EUR/GBP stalls around 0.8450 and retraces under the 100-DMA below 0.8400

  • The shared currency retraces from weekly highs as tensions between Russia-Ukraine increase, to the detriment of the EUR.
  • Market sentiment alongside the BoE hiking rates for the third consecutive meeting favors the GBP vs. the EUR.
  • EUR/GBP Price Forecast: Neutral-downward biased, as long as the pair trades above 0.8359.

On Tuesday, the EUR/GBP retreats from weekly highs near the 0.8450 mark and breaks below the 0.8400 mark amidst a mixed market mood, spurred by geopolitical woes. At press time, the EUR/GBP is trading at 0.8396.

Russia-Ukraine tensions increase

The market sentiment is mixed, though it would likely shift towards a risk-off on Russian President Vladimir Putin’s saying that Kyiv is not serious to find a mutually acceptable solution, contradicting with news in the couple of days, which appointed to progress in discussions between Kyiv and Moscow.

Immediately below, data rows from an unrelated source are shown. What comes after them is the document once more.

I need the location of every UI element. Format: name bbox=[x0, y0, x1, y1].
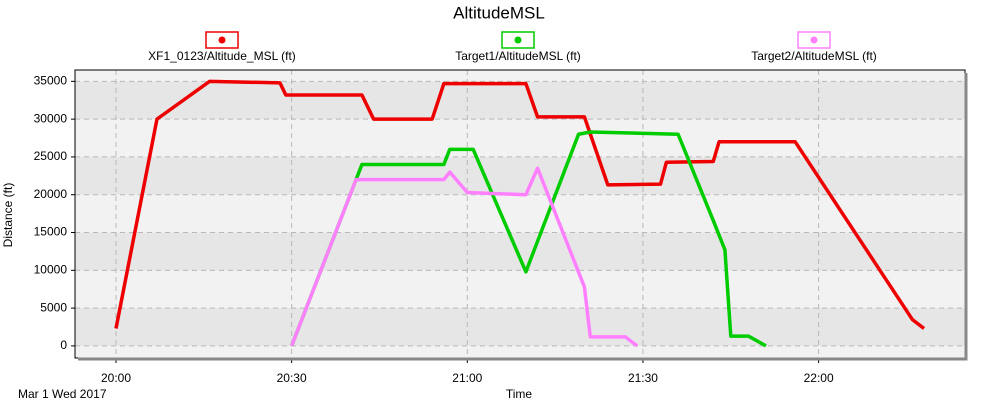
legend-label: Target1/AltitudeMSL (ft) bbox=[455, 49, 581, 63]
legend-marker bbox=[218, 36, 226, 44]
y-tick-label: 30000 bbox=[34, 111, 68, 125]
x-axis-label: Time bbox=[506, 387, 533, 401]
series-line bbox=[290, 130, 767, 348]
y-axis-label: Distance (ft) bbox=[1, 183, 15, 248]
y-tick-label: 10000 bbox=[34, 262, 68, 276]
x-tick-label: 20:00 bbox=[101, 371, 131, 385]
legend-marker bbox=[514, 36, 522, 44]
x-tick-label: 20:30 bbox=[277, 371, 307, 385]
y-tick-label: 0 bbox=[60, 338, 67, 352]
chart-title: AltitudeMSL bbox=[453, 3, 545, 22]
legend-marker bbox=[810, 36, 818, 44]
band bbox=[75, 232, 965, 271]
x-tick-label: 21:00 bbox=[452, 371, 482, 385]
plot-shadow bbox=[78, 73, 968, 361]
y-tick-label: 35000 bbox=[34, 74, 68, 88]
band bbox=[75, 81, 965, 120]
y-tick-label: 5000 bbox=[40, 300, 67, 314]
series-line bbox=[290, 166, 639, 348]
series-line bbox=[114, 79, 926, 330]
y-tick-label: 15000 bbox=[34, 225, 68, 239]
x-tick-label: 21:30 bbox=[628, 371, 658, 385]
band bbox=[75, 156, 965, 195]
y-tick-label: 25000 bbox=[34, 149, 68, 163]
y-tick-label: 20000 bbox=[34, 187, 68, 201]
legend-label: Target2/AltitudeMSL (ft) bbox=[751, 49, 877, 63]
x-tick-label: 22:00 bbox=[804, 371, 834, 385]
legend-label: XF1_0123/Altitude_MSL (ft) bbox=[148, 49, 296, 63]
band bbox=[75, 308, 965, 346]
date-label: Mar 1 Wed 2017 bbox=[18, 387, 107, 401]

Overnight, the EUR/GBP climbed towards 0.8400 from the 0.8400 figure. However, the Russia/Ukraine conflict and its influence on Europe increased demand for the British pound. Since the mid-European session, it has been appreciating vs. the shared currency, causing a move under the 0.8400 mark.

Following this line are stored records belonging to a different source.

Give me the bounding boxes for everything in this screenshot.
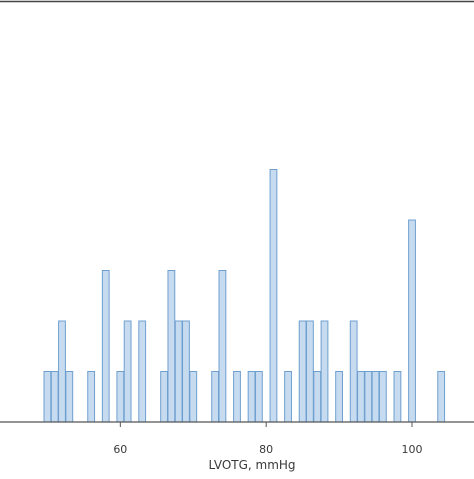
x-tick-label: 60 — [113, 443, 127, 456]
histogram-bar — [247, 371, 256, 423]
histogram-bar — [306, 320, 314, 423]
histogram-bar — [408, 219, 416, 423]
histogram-bar — [182, 320, 190, 423]
histogram-bar — [371, 371, 380, 423]
histogram-bar — [138, 320, 147, 423]
histogram-bar — [101, 270, 110, 423]
x-tick-label: 100 — [402, 443, 423, 456]
x-tick-label: 80 — [259, 443, 273, 456]
histogram-bar — [233, 371, 241, 423]
histogram-bar — [284, 371, 292, 423]
histogram-bar — [320, 320, 329, 423]
histogram-bar — [349, 320, 358, 423]
histogram-bar — [211, 371, 220, 423]
histogram-bar — [378, 371, 387, 423]
histogram-bar — [437, 371, 446, 423]
histogram-bar — [298, 320, 307, 423]
histogram-bar — [254, 371, 263, 423]
histogram-bar — [58, 320, 66, 423]
histogram-bar — [174, 320, 183, 423]
histogram-bar — [357, 371, 365, 423]
histogram-bar — [65, 371, 74, 423]
x-ticks: 60 80 100 — [113, 422, 423, 456]
histogram-bar — [269, 169, 278, 423]
x-axis-title: LVOTG, mmHg — [208, 458, 295, 472]
histogram-bar — [116, 371, 125, 423]
histogram-bar — [43, 371, 52, 423]
bars-layer — [43, 169, 446, 423]
histogram-bar — [364, 371, 373, 423]
histogram-bar — [123, 320, 132, 423]
histogram-bar — [167, 270, 176, 423]
histogram-bar — [313, 371, 322, 423]
histogram-bar — [87, 371, 96, 423]
histogram-bar — [393, 371, 402, 423]
histogram-bar — [335, 371, 343, 423]
histogram-bar — [218, 270, 227, 423]
histogram-bar — [50, 371, 59, 423]
histogram-bar — [189, 371, 198, 423]
histogram-bar — [160, 371, 168, 423]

Therefore, EUR/GBP traders would need to be aware of central bank policy divergence, with the Bank of England (BoE) set to raise rates to 0.75% by Thursday, while the ECB could probably begin by the end of the year. That alongside market sentiment would be the main drivers for the pair, though, during the week, GBP strength could override some market mood vs. the EUR.

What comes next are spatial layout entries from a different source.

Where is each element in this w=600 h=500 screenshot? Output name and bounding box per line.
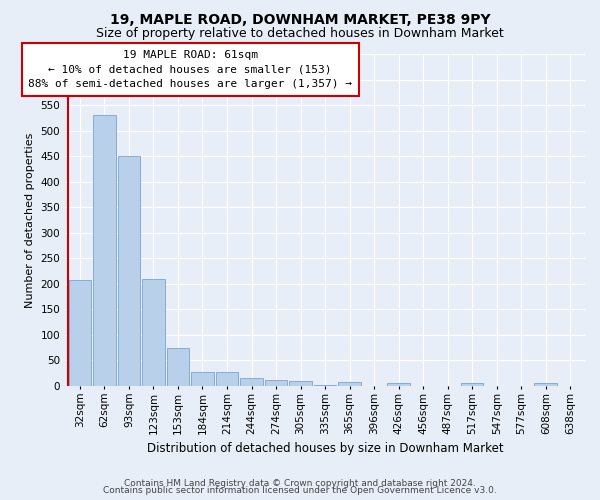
X-axis label: Distribution of detached houses by size in Downham Market: Distribution of detached houses by size … xyxy=(147,442,503,455)
Bar xyxy=(167,348,189,386)
Bar xyxy=(388,384,410,386)
Bar xyxy=(338,382,361,386)
Bar xyxy=(93,116,116,386)
Bar xyxy=(68,280,91,386)
Bar xyxy=(314,385,337,386)
Text: Contains HM Land Registry data © Crown copyright and database right 2024.: Contains HM Land Registry data © Crown c… xyxy=(124,478,476,488)
Text: Size of property relative to detached houses in Downham Market: Size of property relative to detached ho… xyxy=(96,28,504,40)
Y-axis label: Number of detached properties: Number of detached properties xyxy=(25,132,35,308)
Bar xyxy=(240,378,263,386)
Bar xyxy=(216,372,238,386)
Bar xyxy=(289,382,312,386)
Bar xyxy=(142,278,164,386)
Bar xyxy=(118,156,140,386)
Bar xyxy=(461,384,484,386)
Text: Contains public sector information licensed under the Open Government Licence v3: Contains public sector information licen… xyxy=(103,486,497,495)
Bar xyxy=(265,380,287,386)
Bar xyxy=(191,372,214,386)
Bar xyxy=(535,384,557,386)
Text: 19 MAPLE ROAD: 61sqm
← 10% of detached houses are smaller (153)
88% of semi-deta: 19 MAPLE ROAD: 61sqm ← 10% of detached h… xyxy=(28,50,352,89)
Text: 19, MAPLE ROAD, DOWNHAM MARKET, PE38 9PY: 19, MAPLE ROAD, DOWNHAM MARKET, PE38 9PY xyxy=(110,12,490,26)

EUR/GBP Price Forecast: Technical outlook

The EUR/GBP depicts a neutral-downward bias, confirmed by the location of the daily moving averages (DMAs) above the spot price, except for the 50-DMA. Furthermore, Tuesday’s daily high, around 0.8455, failed to break above the last cycle high at 0.8478, extending the downtrend, which has been following the 100-DMA s direction since May of 2021.

That said, the EUR/GBP’s first support would be the confluence of the 50-DMA and the March 11 low around the 0.8355-0.8359. Breach of the latter would expose the bottom-trendline of a descending channel around 0.8340, followed by the February 21 daily low at 0.8309, short of the 0.8300 mark.